HOSPITAL COMPLIANCE POLICY: According to the “Affiliation Contract” between Amarillo College and the medical facility, “all students will be subject to the rules and regulations pertaining to regular employees of the medical facility.” The medical facility reserves the right to reject or terminate a student’s clinical experience. If such action is taken the student will be automatically dismissed from the program and given a failing grade. The student will not be eligible for readmission to the program at any future time.
CLINICAL POLICIES:
1. Clinical hours are from 7:00 a.m. – 3:30 p.m. This means the student shall be dressed in OR attire and ready to begin work at 7:00 a.m. and will leave at 3:30 p.m. In some instances, you may need to arrive earlier. The instructor will let the student know 1 day ahead of time if they are to arrive earlier than 7:00 a.m.
A 30-minute lunch break is incorporated into the clinical time. Depending on the surgical schedule, lunches may be of a shorter duration. Instructor will make every effort to make sure each student has lunch daily. When possible, students will relieve other students for lunch breaks.
2. During the clinical experience absenteeism will not be tolerated except in extreme cases, to be determined by the instructor. Any student missing three (3) or more clinical days for any reason will receive a ten (10) point deduction from their final clinical average for the course. In cases of illness, a doctor’s verification will be required before returning to the clinical or classroom setting. Any type of appointment will need to be made outside of clinical time.

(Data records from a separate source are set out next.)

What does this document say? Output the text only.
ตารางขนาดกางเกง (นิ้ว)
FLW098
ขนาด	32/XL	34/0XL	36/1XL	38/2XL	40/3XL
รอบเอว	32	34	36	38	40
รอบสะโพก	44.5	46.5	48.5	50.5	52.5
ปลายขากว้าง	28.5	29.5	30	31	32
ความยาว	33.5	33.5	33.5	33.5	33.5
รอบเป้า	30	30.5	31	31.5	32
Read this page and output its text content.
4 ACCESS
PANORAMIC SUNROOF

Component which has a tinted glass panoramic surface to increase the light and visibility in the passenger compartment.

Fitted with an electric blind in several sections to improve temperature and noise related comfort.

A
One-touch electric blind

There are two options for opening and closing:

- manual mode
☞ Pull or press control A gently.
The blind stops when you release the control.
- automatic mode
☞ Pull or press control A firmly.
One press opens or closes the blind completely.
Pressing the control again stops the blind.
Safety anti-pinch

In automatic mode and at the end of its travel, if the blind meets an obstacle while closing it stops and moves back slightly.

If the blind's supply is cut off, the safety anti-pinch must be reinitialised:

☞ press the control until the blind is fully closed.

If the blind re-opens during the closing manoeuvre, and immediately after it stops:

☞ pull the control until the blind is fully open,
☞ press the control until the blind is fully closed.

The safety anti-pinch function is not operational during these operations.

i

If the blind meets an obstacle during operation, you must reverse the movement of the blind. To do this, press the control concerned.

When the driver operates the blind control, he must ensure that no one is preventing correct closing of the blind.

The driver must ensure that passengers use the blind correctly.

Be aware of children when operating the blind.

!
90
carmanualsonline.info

3. Absences must be reported to the clinical unit no later than 30 minutes before the clinical start time (6:30 a.m.) It is imperative for the efficiency of the operating room that absences be reported on time. These numbers are direct line to the operating room:
BSA 806- 212-5721;
NWTH 806-354-1735;
Panhandle Surgery 806-351-3518;
Surgery Ctr. 806 - 359-7999
Moore County 806-934-1059
Pampa Regional 806-665-3721
Quail Surgical 1-806-354-6100
(Be sure and get the name of the person you talk to if you are calling to report an absence).

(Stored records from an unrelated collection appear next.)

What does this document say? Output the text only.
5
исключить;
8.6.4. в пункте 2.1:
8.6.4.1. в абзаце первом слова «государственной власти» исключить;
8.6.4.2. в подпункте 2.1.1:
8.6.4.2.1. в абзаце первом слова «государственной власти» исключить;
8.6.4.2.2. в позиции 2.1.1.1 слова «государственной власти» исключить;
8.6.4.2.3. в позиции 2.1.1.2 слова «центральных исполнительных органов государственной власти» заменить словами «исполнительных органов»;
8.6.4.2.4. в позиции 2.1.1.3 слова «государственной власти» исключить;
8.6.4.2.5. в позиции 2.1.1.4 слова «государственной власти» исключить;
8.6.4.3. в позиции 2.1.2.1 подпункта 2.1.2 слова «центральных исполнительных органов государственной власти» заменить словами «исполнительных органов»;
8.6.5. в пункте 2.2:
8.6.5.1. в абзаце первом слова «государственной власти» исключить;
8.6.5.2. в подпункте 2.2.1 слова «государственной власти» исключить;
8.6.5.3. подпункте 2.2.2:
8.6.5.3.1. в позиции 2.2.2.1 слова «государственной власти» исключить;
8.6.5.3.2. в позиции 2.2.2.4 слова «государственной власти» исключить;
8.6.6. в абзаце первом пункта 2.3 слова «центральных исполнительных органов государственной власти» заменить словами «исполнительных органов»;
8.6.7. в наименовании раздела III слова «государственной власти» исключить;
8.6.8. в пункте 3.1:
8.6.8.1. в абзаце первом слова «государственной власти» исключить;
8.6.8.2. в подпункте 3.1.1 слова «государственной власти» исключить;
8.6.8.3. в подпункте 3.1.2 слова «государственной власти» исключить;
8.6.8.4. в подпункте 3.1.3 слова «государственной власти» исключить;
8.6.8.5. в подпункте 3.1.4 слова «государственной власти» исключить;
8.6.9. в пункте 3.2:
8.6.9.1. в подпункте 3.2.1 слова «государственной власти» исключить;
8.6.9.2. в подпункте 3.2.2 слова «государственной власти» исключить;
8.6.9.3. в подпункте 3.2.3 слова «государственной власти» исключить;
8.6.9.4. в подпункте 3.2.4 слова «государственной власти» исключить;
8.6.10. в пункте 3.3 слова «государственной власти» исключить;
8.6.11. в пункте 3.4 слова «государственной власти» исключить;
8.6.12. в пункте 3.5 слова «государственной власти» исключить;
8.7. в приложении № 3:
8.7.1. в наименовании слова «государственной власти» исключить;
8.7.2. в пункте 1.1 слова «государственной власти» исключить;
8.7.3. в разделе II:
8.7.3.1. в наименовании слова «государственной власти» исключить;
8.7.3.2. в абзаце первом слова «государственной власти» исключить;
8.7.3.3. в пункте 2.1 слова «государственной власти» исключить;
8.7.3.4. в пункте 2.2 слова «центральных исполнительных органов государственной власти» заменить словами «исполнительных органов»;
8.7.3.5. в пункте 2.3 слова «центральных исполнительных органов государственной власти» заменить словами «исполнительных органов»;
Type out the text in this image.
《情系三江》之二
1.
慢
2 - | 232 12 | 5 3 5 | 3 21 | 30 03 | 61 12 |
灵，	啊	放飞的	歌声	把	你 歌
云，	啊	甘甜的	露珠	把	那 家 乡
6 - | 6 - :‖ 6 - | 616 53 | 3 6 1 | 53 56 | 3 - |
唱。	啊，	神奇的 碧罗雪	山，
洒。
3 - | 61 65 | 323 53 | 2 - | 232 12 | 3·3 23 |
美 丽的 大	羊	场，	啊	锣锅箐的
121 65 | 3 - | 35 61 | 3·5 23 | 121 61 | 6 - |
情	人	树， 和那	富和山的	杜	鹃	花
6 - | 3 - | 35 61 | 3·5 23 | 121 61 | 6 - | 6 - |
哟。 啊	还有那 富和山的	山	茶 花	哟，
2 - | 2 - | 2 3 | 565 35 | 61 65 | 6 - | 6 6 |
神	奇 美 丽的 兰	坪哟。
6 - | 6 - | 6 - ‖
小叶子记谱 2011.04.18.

The numbers are listed on your clinical schedule.
Failure to report an absence (NO CALL/NO SHOW) will result in immediate dismissal from the program.

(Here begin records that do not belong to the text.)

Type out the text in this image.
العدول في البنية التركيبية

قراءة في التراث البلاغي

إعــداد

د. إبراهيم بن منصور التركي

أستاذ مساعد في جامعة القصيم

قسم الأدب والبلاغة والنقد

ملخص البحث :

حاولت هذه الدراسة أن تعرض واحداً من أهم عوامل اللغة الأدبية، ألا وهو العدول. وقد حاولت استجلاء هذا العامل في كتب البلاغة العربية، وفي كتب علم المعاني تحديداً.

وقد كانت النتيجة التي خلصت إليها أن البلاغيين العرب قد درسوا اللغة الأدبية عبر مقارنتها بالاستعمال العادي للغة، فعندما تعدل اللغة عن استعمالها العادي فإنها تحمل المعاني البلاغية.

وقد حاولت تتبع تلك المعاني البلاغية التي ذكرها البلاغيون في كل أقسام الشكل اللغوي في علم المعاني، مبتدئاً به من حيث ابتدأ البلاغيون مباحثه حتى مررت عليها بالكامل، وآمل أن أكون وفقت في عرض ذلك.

It is unacceptable to send information concerning the absence of a student with another student. The absent or ill student must convey the necessary information.
4. Arriving late on the clinical unit is unacceptable. A student arriving late will be sent home and given an absence at the instructor’s discretion.
5. Dress codes will be followed according to the hospital and class syllabus. Name- tags are to be worn on scrub clothes and student lab coats. Protective eyewear is to be worn at all times in the operating room. Shield masks without protective eyewear will not be allowed.
6. Personal phone calls to and from the clinical site are not permitted unless an emergency occurs. CELL PHONES must be kept in pocket unless you are on break or lunch.
7. All outside appointments are to be made at a time other than clinical and classroom hours. The instructor must be notified at least one (1) day in advance if an appointment is necessary during class/clinical times.
8. The student will be responsible for keeping all written and clinical assignments current. Incomplete clinical assignments will result in an unsatisfactory clinical grade. Case studies are due prior to clinical start time for each case.
9. Clinical notebooks are due on Tuesday. All assignments and logs should be complete and up-to-date. The student will earn an unsatisfactory clinical grade for failure to turn in their notebook or incomplete notebook information.
10. Students will receive a collaborative written evaluation from the instructors each month during the clinical rotation.
A satisfactory passing score is required for each monthly evaluation to continue in the program. Students must complete all critical and surgical procedures in order to successfully complete the program. Successful completion of exit competencies is also necessary.
11. Failure to comply with hospital policies, program policies, or Ethical Standards of Health Care Professions, regarding client rights will result in dismissal from the Surgical Technology Program.